Schattenspiel(e) in der Gruppenstunde

Besonders in der dunklen Jahreszeit machen Schattenspiele Spaß. Man benötigt lediglich eine Leinwand (z.B. ein Bettlaken) und mindestens eine Lichtquelle (z.B. eine Halogen-Taschenlampe). Schattenfiguren können leicht aus Pappe ausgeschnitten werden, man kann aber auch seinen Körper bzw. einzelne Körperteile oder andere Objekte als „Schattenfiguren“ einsetzen. Der Phantasie sind dabei keine Grenzen gesetzt.

Schattenspiel eignet sich auch gut, um biblische Geschichten in eindrucksvollen Bildern ausdrucksstark nachzuspielen. So bieten Schattenspiele eine kreative Möglichkeit der Interpretation und lassen sich gut in Andachten oder Gottesdienste integrieren.
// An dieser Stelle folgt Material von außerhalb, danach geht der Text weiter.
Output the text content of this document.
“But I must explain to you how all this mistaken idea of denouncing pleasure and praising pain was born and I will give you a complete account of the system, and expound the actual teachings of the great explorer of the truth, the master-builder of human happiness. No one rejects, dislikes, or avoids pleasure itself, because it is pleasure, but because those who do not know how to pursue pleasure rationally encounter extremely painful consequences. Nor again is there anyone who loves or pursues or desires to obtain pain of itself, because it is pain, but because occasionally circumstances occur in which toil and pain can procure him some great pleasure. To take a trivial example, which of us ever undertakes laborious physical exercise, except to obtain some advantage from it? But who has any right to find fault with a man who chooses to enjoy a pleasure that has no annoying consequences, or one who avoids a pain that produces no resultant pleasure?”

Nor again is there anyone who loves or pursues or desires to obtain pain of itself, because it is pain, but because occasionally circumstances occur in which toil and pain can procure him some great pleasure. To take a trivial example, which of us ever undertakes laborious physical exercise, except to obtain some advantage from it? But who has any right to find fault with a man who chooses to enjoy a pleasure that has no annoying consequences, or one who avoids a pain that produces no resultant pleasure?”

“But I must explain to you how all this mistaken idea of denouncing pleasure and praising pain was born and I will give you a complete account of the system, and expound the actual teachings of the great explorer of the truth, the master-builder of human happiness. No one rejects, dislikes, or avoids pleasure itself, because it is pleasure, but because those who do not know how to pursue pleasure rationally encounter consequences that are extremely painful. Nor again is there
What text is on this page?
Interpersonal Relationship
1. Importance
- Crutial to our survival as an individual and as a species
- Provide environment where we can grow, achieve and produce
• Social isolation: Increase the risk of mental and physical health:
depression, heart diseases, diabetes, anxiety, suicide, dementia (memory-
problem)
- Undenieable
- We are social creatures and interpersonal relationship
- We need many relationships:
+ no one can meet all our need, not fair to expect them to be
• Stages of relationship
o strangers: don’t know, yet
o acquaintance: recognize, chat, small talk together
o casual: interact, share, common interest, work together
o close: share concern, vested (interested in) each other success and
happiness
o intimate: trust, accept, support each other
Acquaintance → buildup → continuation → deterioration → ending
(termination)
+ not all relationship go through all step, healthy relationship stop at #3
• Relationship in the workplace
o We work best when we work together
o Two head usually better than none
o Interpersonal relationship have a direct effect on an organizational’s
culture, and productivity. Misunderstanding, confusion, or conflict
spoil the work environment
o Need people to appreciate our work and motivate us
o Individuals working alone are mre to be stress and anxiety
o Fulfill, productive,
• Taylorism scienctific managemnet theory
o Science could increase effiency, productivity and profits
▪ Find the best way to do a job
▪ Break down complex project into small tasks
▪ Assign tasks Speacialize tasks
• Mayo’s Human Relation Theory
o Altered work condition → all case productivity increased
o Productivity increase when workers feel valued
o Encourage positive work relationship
Wertvolle, praktische Tipps für das Schattentheater gibt das Büchlein: Angelika Albrecht-Schaffer, Schattentheater für Kinder, München 2016. Tolle Anregungen zum Menschenschattenspiel enthält das Buch:
G. Haehnel / F. Soll, Menschenschattenspiel – Szenische Ideen zu Musik, Literatur und Kunst, Rum/Innsbruck 2008.